他的心態忽然有了些許變化,初來乍到的彷徨無措和如履薄冰煙消云散,原本晦暗的前路,似乎被撕扯出一條條豁口,亮光照了進來。
他忽然有點喜歡上這個世界了,盡管它遠不如前世那么自由。
老教授以前說過,中醫的生、炒、炙、煅都是增強藥效的方式,大膽去嘗試,往往會有出乎意料的結果,生活也一樣,即便身處牢籠,勇敢嘗試,也總會有出頭之日。

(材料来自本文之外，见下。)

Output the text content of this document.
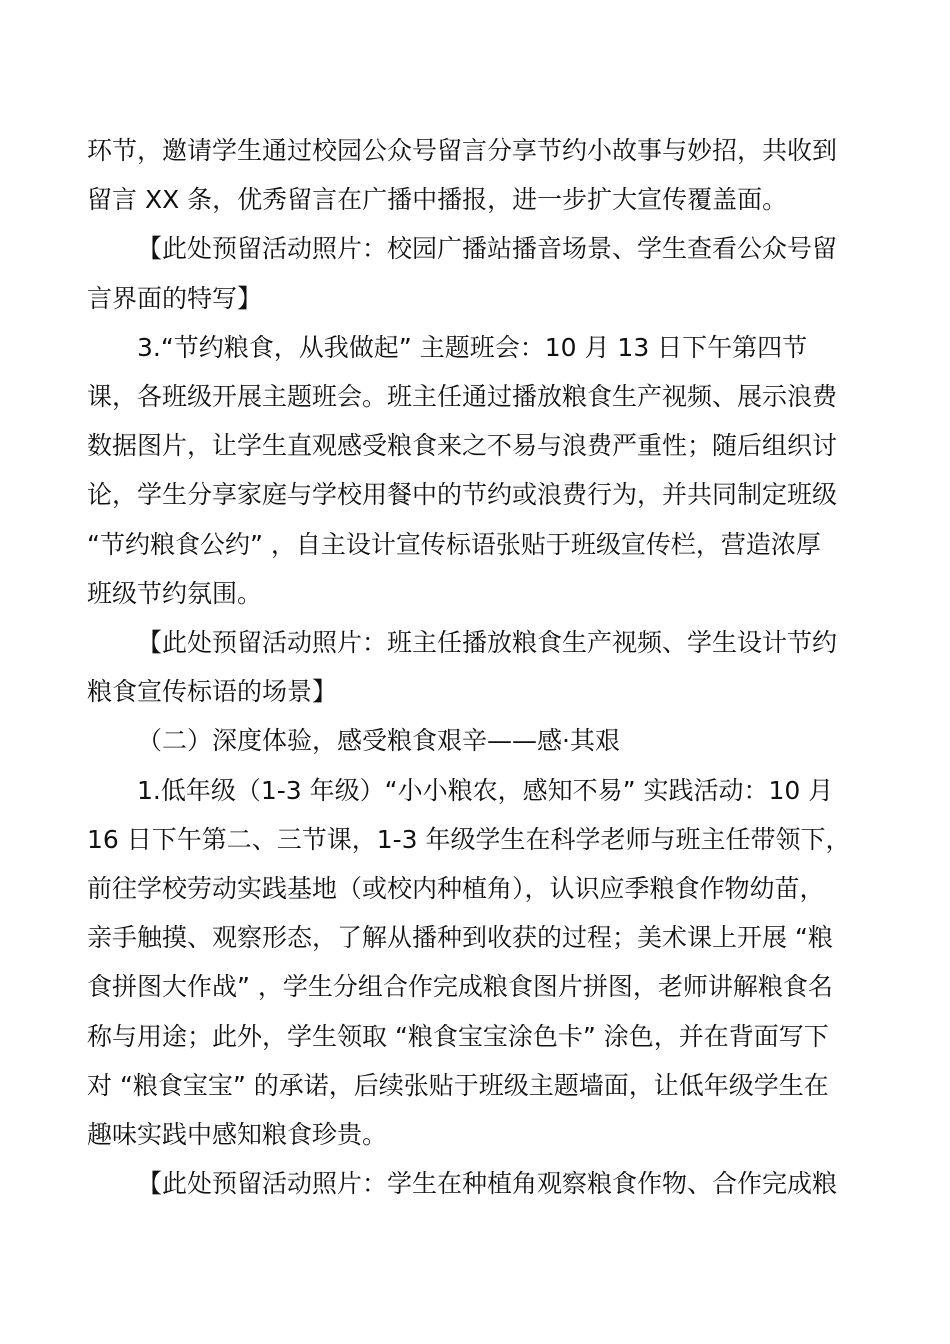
环节，邀请学生通过校园公众号留言分享节约小故事与妙招，共收到
留言 XX 条，优秀留言在广播中播报，进一步扩大宣传覆盖面。

【此处预留活动照片：校园广播站播音场景、学生查看公众号留
言界面的特写】

3.“节约粮食，从我做起” 主题班会：10 月 13 日下午第四节
课，各班级开展主题班会。班主任通过播放粮食生产视频、展示浪费
数据图片，让学生直观感受粮食来之不易与浪费严重性；随后组织讨
论，学生分享家庭与学校用餐中的节约或浪费行为，并共同制定班级
“节约粮食公约” ，自主设计宣传标语张贴于班级宣传栏，营造浓厚
班级节约氛围。

【此处预留活动照片：班主任播放粮食生产视频、学生设计节约
粮食宣传标语的场景】

（二）深度体验，感受粮食艰辛——感·其艰

1.低年级（1-3 年级）“小小粮农，感知不易” 实践活动：10 月
16 日下午第二、三节课，1-3 年级学生在科学老师与班主任带领下，
前往学校劳动实践基地（或校内种植角），认识应季粮食作物幼苗，
亲手触摸、观察形态，了解从播种到收获的过程；美术课上开展 “粮
食拼图大作战” ，学生分组合作完成粮食图片拼图，老师讲解粮食名
称与用途；此外，学生领取 “粮食宝宝涂色卡” 涂色，并在背面写下
对 “粮食宝宝” 的承诺，后续张贴于班级主题墙面，让低年级学生在
趣味实践中感知粮食珍贵。

【此处预留活动照片：学生在种植角观察粮食作物、合作完成粮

就像那自由二字本就條條框框,牢籠二字反倒四面透風,短暫的困境并不是壞事,只要砥礪前行,自由總會有一筆沖出,反之若自甘墮落,困守牢籠,就算是牛龍都要被壓迫。
一陣清風吹過。
吹散了山林間的薄霧,也吹散了老教授佝僂的背影。
總是執著于過去,又何嘗不是在時間的長河里刻舟求劍呢,許仙忽然笑了起來,大踏步向前,準備迎接自己嶄新的生活。
…
郎中不是大夫。
這個世界有一個專門考評和管理醫師的朝廷機構,叫做太醫司,將天下醫者劃分為甲乙丙丁四個品秩,甲秩之上也稱神醫,可入帝京皇宮擔任御醫,從龍左右,官品極矣。
只有通過丁評的醫者才有資格坐堂行醫。
根據《太醫司志》記載,丁評于每年仲春開考,一年一考,通過者會被授予銅印綠綬,丙評則于仲秋開考,三年一考,通過授銀印青綬。
今年恰逢丁丙同考。
算算時間,距離最近的丁評還有不到一個月。
只要通過丁評,就有資格開設藥鋪,大發橫財,同時還會獲得朝廷正式敕封的官位,雖然只有從九品銜,卻也享有‘免除賦稅’、‘見官不跪’等諸多特權。
姐夫李公甫,在衙門掌有實權的堂堂捕頭,也不過是個吏而已。
考評之前,會有太醫司官員進行深入調查,包括從業年限、師承關系、醫德醫風等,只有品行端正、聲譽良好的醫者才被允許參考。
這一輪最是簡單,無非就是背景審查,將壞人剔除掉,保證組織的純潔性。
各地考核的內容都差不多,基本上都分為醫學和藥學兩部分。
其中醫學分為四科,即醫科、針科、推拿和按摩,教材以流通于世的經典著作,以及太醫司編寫的《太醫總綱》為主。
藥學則分為理論和實操兩部分,先考草藥知識、藥性辯證、方劑調配,通過后再考針灸、拔罐、開方等等。
杭州城的醫者,不下八百人。
但丙秩醫師只有四人,丁秩也不過二十多人。
許仙聽說,隔壁老范今年八十四了,赤腳郎中一干就是七十多年,年年考年年不中,去年好不容易考上了,結果癔癥發作,血氣溢腦,現在還癱在家里....
醫官考評,難如登天。
就拿最基礎的草藥辨識為例,考綱中光是植物藥材就記載了2539種,動物藥材681種,礦物藥907種,每種藥材又在不同年份、不同部位表現出不同的外貌和藥性,光是分辨這些就讓人兩眼一黑,更遑論以此排列組合、調配方子了。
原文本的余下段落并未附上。